Ten derde is er niet genoeg juridische capaciteit. De WBIB is de eerste wet op asiel en internationale bescherming sinds de oprichting van de Turkse Republiek in 1923. Voor haar totstandkoming werd het gebied gereguleerd door richtlijnen en verordeningen. Asielverzoeken en aanverwante procedurele activiteiten vielen onder de verantwoordelijkheid van het Departement van vreemdelingenpolitie van de nationale politie samen met de UNHCR (in de zogeheten ‘parallelle procedure’). Juridische beoordeling van deze zaken werd gedaan door de bestuursrechtelijke hoven, maar alleen om de naleving van de bestuursrechtelijke regels in de procedures te toetsen. De kern van de argumenten in deze zaken of procedures werd zelden onderzocht, waardoor de jurisprudentie over migratie en asiel in Turkije beperkt bleef. Bovendien werd migratie- en asielrecht nooit onderwezen in Turkse rechtenfaculteiten, en bestaat er beperkte academische expertise in het gebied. Sinds de wet is goedgekeurd door het Turkse parlement ontvangen rechters, advocaten en andere juridische professionals training. Toch zijn de kennis en ervaring nog beperkt, en zijn ondersteuningsdiensten zoals vertaling ontoereikend, als ze al bestaan.
Ten vierde is een traditie van reactief migratiemanagement en een op beveiliging gefocuste aanpak van migratie nog steeds dominant in Turkije. Zoals hierboven is vermeld, is de eerste asielwet pas in 2013 aangenomen. Die materie was tot dan toe in de handen van bestuurslichamen en de nationale politie.
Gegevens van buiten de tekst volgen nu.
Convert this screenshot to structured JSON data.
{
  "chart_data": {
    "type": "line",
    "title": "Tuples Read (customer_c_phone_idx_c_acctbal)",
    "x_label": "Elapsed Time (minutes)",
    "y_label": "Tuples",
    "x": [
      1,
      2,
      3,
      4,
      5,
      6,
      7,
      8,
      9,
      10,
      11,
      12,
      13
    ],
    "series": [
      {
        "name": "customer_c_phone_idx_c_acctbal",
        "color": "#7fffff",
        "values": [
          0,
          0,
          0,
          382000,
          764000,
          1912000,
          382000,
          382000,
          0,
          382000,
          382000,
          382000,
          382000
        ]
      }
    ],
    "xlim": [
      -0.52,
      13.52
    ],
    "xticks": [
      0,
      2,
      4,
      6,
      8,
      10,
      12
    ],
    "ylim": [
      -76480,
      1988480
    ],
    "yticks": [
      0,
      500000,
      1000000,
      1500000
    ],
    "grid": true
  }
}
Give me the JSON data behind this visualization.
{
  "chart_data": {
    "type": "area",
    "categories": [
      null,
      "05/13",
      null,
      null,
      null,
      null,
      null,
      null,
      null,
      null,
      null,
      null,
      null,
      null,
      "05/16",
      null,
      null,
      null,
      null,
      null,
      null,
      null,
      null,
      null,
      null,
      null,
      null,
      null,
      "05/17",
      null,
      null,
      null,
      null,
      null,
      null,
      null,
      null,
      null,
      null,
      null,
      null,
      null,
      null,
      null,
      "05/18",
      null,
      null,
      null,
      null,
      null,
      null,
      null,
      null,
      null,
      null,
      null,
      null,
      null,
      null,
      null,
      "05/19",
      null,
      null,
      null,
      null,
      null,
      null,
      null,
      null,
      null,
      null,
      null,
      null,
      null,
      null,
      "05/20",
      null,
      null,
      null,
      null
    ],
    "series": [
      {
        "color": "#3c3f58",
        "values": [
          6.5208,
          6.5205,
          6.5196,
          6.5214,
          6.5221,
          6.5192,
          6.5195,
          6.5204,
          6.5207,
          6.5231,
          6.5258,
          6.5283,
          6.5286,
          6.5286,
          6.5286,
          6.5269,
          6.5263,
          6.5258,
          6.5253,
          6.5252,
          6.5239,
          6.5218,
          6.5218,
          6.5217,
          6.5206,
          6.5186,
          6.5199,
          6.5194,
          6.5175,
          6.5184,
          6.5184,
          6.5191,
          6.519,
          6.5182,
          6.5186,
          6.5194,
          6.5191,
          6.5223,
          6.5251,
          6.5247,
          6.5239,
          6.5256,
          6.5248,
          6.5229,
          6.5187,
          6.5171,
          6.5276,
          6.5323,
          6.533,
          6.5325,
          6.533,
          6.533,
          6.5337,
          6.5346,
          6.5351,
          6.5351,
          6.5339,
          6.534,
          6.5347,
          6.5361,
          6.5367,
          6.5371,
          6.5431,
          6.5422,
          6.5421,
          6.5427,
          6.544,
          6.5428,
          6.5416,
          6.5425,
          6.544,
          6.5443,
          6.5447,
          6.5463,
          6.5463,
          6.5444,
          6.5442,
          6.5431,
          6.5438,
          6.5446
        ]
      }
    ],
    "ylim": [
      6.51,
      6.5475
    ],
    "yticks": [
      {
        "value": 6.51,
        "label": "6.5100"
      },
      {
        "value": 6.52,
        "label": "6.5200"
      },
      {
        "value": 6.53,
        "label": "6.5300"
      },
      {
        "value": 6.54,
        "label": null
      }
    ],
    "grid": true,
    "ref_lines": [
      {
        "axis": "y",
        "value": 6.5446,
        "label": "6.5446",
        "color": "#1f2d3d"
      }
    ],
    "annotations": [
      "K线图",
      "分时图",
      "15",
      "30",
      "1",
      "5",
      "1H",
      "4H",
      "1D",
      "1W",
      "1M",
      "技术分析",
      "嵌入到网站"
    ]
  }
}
Deze organen, die zich concentreren op de nationale veiligheid, reguleerden de asiel- en migratiezaken overeenkomstig de actuele behoeften. Strategische lange termijnplanning ontbrak. Sinds de aanvang van de Syrische vluchtelingenstroom naar Turkije zijn basisrechten aan Syriërs verleend (bijvoorbeeld toegang tot gezondheidszorg, onderwijs en de arbeidsmarkt), na lange perioden van schroom. Het Tijdelijke Beschermingsregime is pas in 2014 uitgeroepen, nadat de Syrische vluchtelingen eerder twee jaar lang als ‘gasten’ zijn aangemerkt – een term die geen juridische definitie of betekenis heeft in het internationaal asielrecht. Niet-Syrische vluchtelingen in Turkije, zoals Afghanen, Irakezen en Iraniërs ondervinden nog steeds moeilijkheden in het verkrijgen van toegang tot basale gezondheidszorg, onderwijs en werk. Hoewel de nieuwe wet deze rechten verschaft, beperken tegengestelde regelingen en een gebrek aan informatie en bereidheid de toegang van deze groepen tot hun rechten. Zoals bovendien blijkt uit de zaak van het Verwijderingscentrum van Aşkale (het centrum staat onder toezicht van het DGMM), mogen plaatselijke beambten tegen de duidelijke regels van de wet in handelen.
Hoewel Turkije een nieuwe asielwet heeft, staat het Turkse asiel- en migratierecht nog altijd in zijn kinderschoenen. Niet alleen de zaak van Aşkale wijst op een verschil tussen de juridische en de alledaagse werkelijkheid, ook in de uitvoeringspraktijk blijkt dat er nog veel mis gaat. Het is gezien deze problemen zeer de vraag of Turkije ook in de praktijk als ‘veilig derde land’ kan gelden.
*Dit artikel is een bewerkte vertaling van ‘Turkey as a Safe Third Country?’ door Orçun Ulusoy, dat verscheen op het Border Criminologies blog van de Oxford Law Faculty.